Our aim is not to maintain backwards compatibility with the original Gigablast data files.
Feature | Description |
---|---|
Multi-threading | Many improvements have been made with regards to multi-threading and general optimizations. |
Stability | Numerous general bugfixes and major improvements in thread safety. |
Data formats | Posdb is being changed to store the entries for a page in a single Posdb file, rather than spreading out a the entries across multiple files and merging the data in memory + handling delete keys at query time.
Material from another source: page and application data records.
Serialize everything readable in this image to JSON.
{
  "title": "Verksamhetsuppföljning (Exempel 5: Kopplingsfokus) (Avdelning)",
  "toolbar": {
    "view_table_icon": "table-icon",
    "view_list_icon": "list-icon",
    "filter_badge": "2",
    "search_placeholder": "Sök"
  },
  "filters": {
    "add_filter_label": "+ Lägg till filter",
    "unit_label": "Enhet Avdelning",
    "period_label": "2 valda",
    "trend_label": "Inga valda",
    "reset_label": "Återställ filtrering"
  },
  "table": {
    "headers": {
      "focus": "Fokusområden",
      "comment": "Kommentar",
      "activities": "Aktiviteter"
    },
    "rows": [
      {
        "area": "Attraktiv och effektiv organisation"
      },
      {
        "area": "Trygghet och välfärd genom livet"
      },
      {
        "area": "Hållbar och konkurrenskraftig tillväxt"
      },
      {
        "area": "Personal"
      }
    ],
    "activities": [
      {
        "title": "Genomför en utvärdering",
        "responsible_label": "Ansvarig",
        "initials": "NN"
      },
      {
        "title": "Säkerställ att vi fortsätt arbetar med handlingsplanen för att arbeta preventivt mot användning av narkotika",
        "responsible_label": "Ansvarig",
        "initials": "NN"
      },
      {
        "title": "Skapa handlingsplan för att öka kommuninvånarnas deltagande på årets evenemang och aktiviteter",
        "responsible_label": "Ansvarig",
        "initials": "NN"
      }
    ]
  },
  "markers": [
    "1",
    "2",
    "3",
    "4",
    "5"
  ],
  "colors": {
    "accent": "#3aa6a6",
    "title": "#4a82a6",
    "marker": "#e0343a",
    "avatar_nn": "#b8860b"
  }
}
A new index file will point to the file containing the newest version of a document. |
Spiderdb is modified to use sqlite3 database instead of RDB format. | |
Data file merging | Our version use a dedicated drive for merging, instead of merging + deleting part files on-the-fly on the same data drive. We will create a completely merged file on the merge drive, temporarily make GB use that file for queries, delete the original files, copy the newly merged file back to the 'production drive', switch back query handling to that drive and delete the temporary file. The merge drive must be big enough to hold at least 1 instance's posdb data. |
Alerting | Start script improved to send alerts if GB crashes (and avoid successive coredumps, but stay down for analysis). |
Trace log | Lots of options to add very detailed trace log to different parts of the code. |
Summaries | Improvements in search results summary generation. |
Language detection | Google's CLD2 library integrated to improve language detection. |
Code removed | About half of the original source has been removed, e.g. diffbot/eventguru/buzzlogic/seo specific integrations. |
Disk space | Lots of 'junk' removed from the Posdb data files, reducing space usage significantly. This means that if you use our version with old Gigablast data files, data will not be deleted up correctly when re-indexing a page. You will need to rebuild the Posdb data files. |
Ranking | Ranking weights made configurable. |
... | and much more... |
Step | Description |
---|---|
Backup! | There, you have been warned.. |
Build | git clone https://github.com/privacore/open-source-search-engine.git git submodule init git submodule update make -j4 make dist |
Copy | Stop your running GB instances. Copy the files contained in the new gb-[date]-[rev].tar.gz file to your GB instance 0. |
Install | Go to your GB instance 0 and do a './gb install' to copy the binary and needed files to all instances. |
Remove files | Remove the posdb files from your collections |
Convert files | Convert the spiderdb files to sqlite3 format by using './gb convertspiderdb' |
Start | './gb start' from your instance 0 and you should be on your way. |
Rebuild | Rebuild the posdb data files through the web UI. This is needed because we store less data in posdb than the original version, and GB cannot clean this 'junk' data up when re-indexing pages. |
See html/faq.html for all administrative documentation including the quick start instructions.
Alternatively, visit http://www.gigablast.com/faq.html
See html/developer.html for all code documentation.
Alternatively, visit http://www.gigablast.com/developer.html
Privacore does not provide paid support for Gigablast. We refer you to the original project at https://github.com/gigablast/open-source-search-engine/ and the owner Matt Wells. He has a Pro version you can buy which include support options.
We provide limited support for our fork, primarily for active contributors.